Nous partîmes de Rome en voiture, et, la seconde journée, nous nous arrêtâmes à San-Germano. Le matin, nous avions déjeuné dans un village appelé Ciprano. Nous voulûmes en voir l’église. En entrant, j’aperçus un enfant de deux ans, vêtu de blanc, couché sur un drap qu’on avait étendu par terre. Je m’approchai; cet enfant était mort. L’usage d’exposer les morts n’a rien de rebutant, lorsqu’ils ne sont pas plus défigurés que l’enfant que j’avais sous les yeux, mais il est sujet, ce me semble, à bien des inconvénients. Le pays est délicieux. Près de Rome l’aridité de la campagne, les ruines d’aqueducs et d’autres édifices jettent l’âme dans la tristesse; mais lorsqu’on entre dans le pays des montagnes, l’aspect est tout différent. Leurs sommets souvent couverts de neige, tandis que les vallons sont remplis d’arbres, offrent un spectacle qui nous charmait, même au mois de janvier.

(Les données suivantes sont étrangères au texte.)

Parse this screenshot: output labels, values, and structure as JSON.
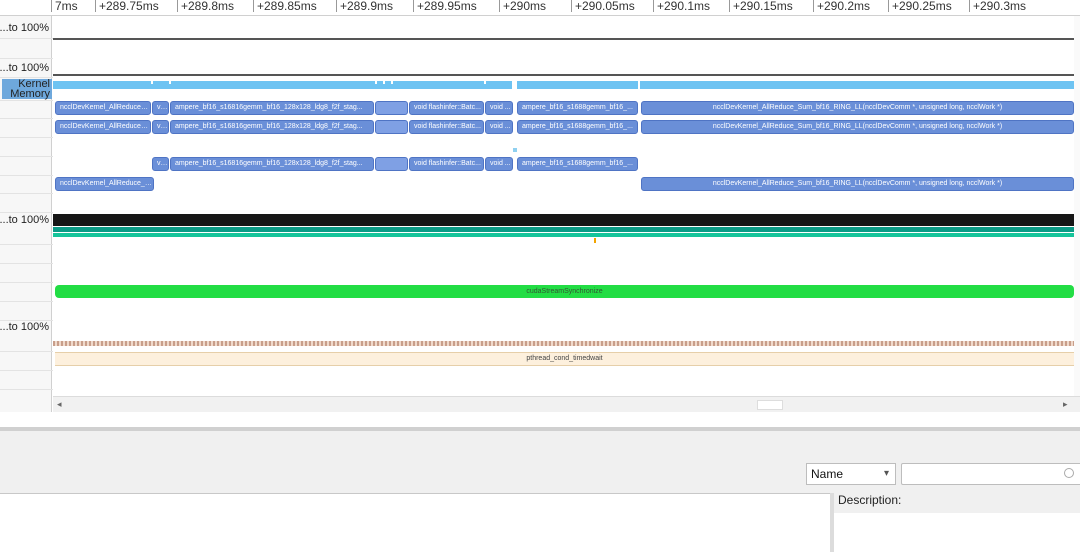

Je vous disais que, la seconde journée, nous nous arrêtâmes à San-Germano. Ce village est au pied de la montagne, de laquelle l’abbaye du Mont-Cassin dominait autrefois ses immenses propriétés. Il nous fallut plus d’une heure de marche pour grimper jusqu’au sommet. A mesure que nous montions, le soleil qui allait se coucher nous voilait peu à peu la plaine la plus riche que j’aie vue. Deux rivières l’arrosaient. Les arbres qui dans ce pays supportent les vignes lui ôtaient de la monotonie qu’offrent les plaines en général. Le Mont- Cassin est aride. Ses rochers sont comme ceux de Saint-Martin de Londres et cependant ils n’ont pas cette teinte grisâtre qui fatigue tant lorsqu’on s’avance du côté du Pic Saint-Loup(2).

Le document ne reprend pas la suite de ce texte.